Decimotercera Estación: Jesús en brazos de su madre.
«Una espada te traspasará el alma» (Lc 2, 34).
«Ved si hay dolor como el dolor que me atormenta» (Lam 2, 12).
Aunque todos somos culpables de la muerte de Jesús, en estos momentos tan dolorosos la Virgen necesita nuestro amor y cercanía.
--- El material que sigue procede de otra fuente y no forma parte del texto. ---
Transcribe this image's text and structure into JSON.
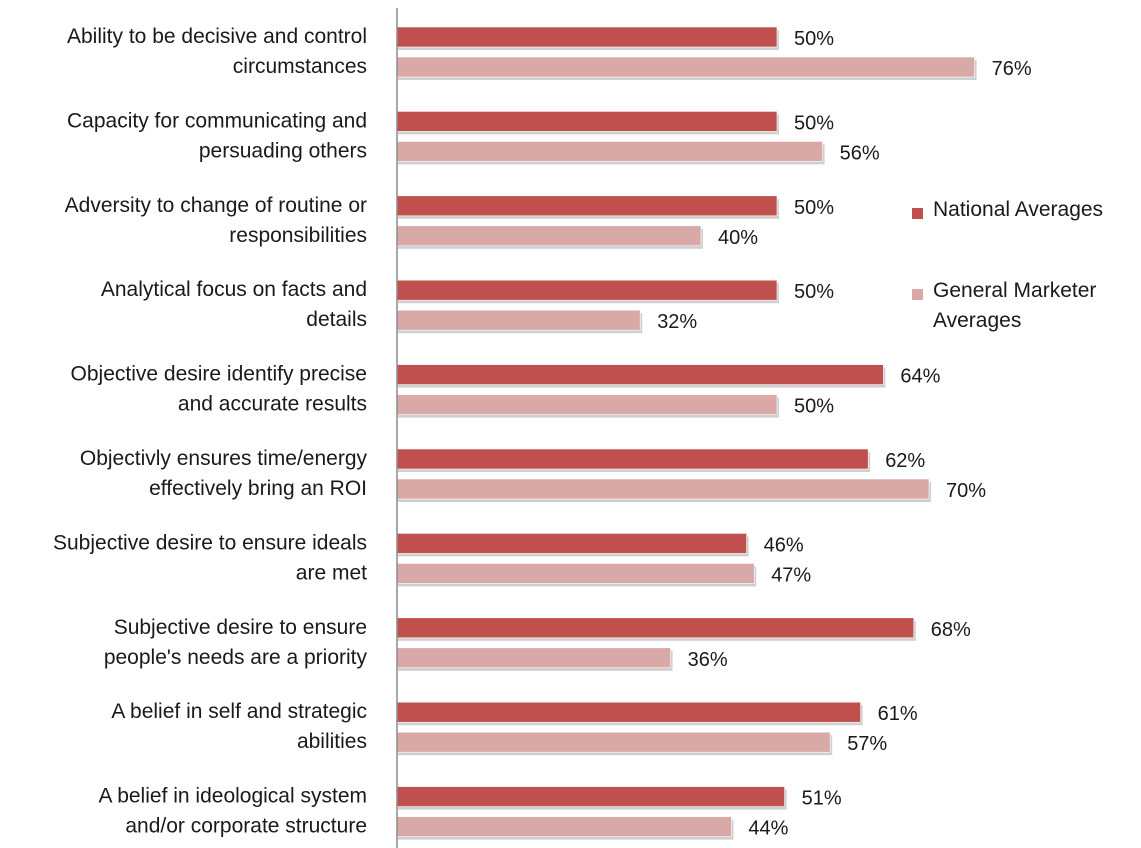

Nuestra conciencia de pecadores arrepentidos le servirá de consuelo.
Con actitud filial, situémonos a su lado, y aprendamos a recibir a Jesús con la ternura y amor con que ella recibió en sus brazos al cuerpo destrozado y sin vida de su Hijo. «¿Hay dolor semejante a mi dolor?» Y, mientras preparaban el cuerpo del Señor según se acostumbra a enterrar entre los judíos (Jn 19, 40) para darle sepultura, María, adorando el Misterio que había guardado en su corazón sin entenderlo, repetiría conmovida con el profeta: «Pueblo mío, ¿qué te he hecho?, ¿en qué te he molestado? ¡Respóndeme!» (Mq 6, 3).
Al contemplar el dolor de la Virgen , hacemos memoria del dolor y la soledad de tantos padres y madres que han perdido a sus hijos por el hambre, mientras sociedades opulentas, engullidas por el dragón del consumismo, de la perversión materialista, se hunden en el nihilismo de la vaciedad de su vida.
Decimocuarta Estación: Jesús es colocado en el sepulcro.
«Y como para los judíos era el día de la Preparación , y el sepulcro estaba cerca, pusieron allí a Jesús» (Jn 19, 42).
«José de Arimatea rodó una piedra grande a la entrada del sepulcro y se marchó» (Mt 27, 60).
Por la proximidad de la fiesta, se dieron prisa en preparar el cuerpo del Señor para colocarlo en el sepulcro que ofrecieron José y Nicodemo. El sepulcro era nuevo, a nadie se había enterrado en él.
Una vez colocado el cuerpo sobre la roca, José hizo rodar la piedra de la puerta, quedando la entrada totalmente cerrada. Si el grano de trigo no muere…
Y, después del ruido de la piedra al cerrar el acceso al sepulcro, María, en el silencio de su soledad, aprieta la espiga que ya lleva en su corazón como primicia de la Resurrección.
En esta espiga recordamos el trabajo humilde y sacrificado de tantas vidas gastadas en una entrega sacrificada al servicio de Dios y del prójimo, de tantas vidas que esperan ser fecundas uniéndose a la muerte de Jesús.
Recordamos a los buenos samaritanos, que aparecen en cualquier rincón de la tierra para compartir las consecuencias de las fuerzas de la naturaleza: terremotos, huracanes, maremotos…
Oración del Papa a la Virgen
«Madre y Señora nuestra,
que permaneciste firme en la fe,
unida a la Pasión de tu Hijo:
al concluir este Vía Crucis,
ponemos en ti nuestra mirada y nuestro corazón.
Aunque no somos dignos,
te acogemos en nuestra casa, como hizo el apóstol Juan,
y te recibimos como Madre nuestra.
Te acompañamos en tu soledad
y te ofrecemos nuestra compañía
para seguir sosteniendo el dolor
de tantos hermanos nuestros
que completan en su carne lo que falta a la Pasión de Cristo,
por su cuerpo, que es la Iglesia.
Míralos con amor de madre, enjuga sus lágrimas,
sana sus heridas y acrecienta su esperanza,
para que experimenten siempre que la Cruz
es el camino hacia la gloria,
y la Pasión , el preludio de la Resurrección ».
El texto de este Via Crucis ha sido realizado por las Hermanas de la Cruz
(Su fundadora: Sor Ángela de la Cruz ).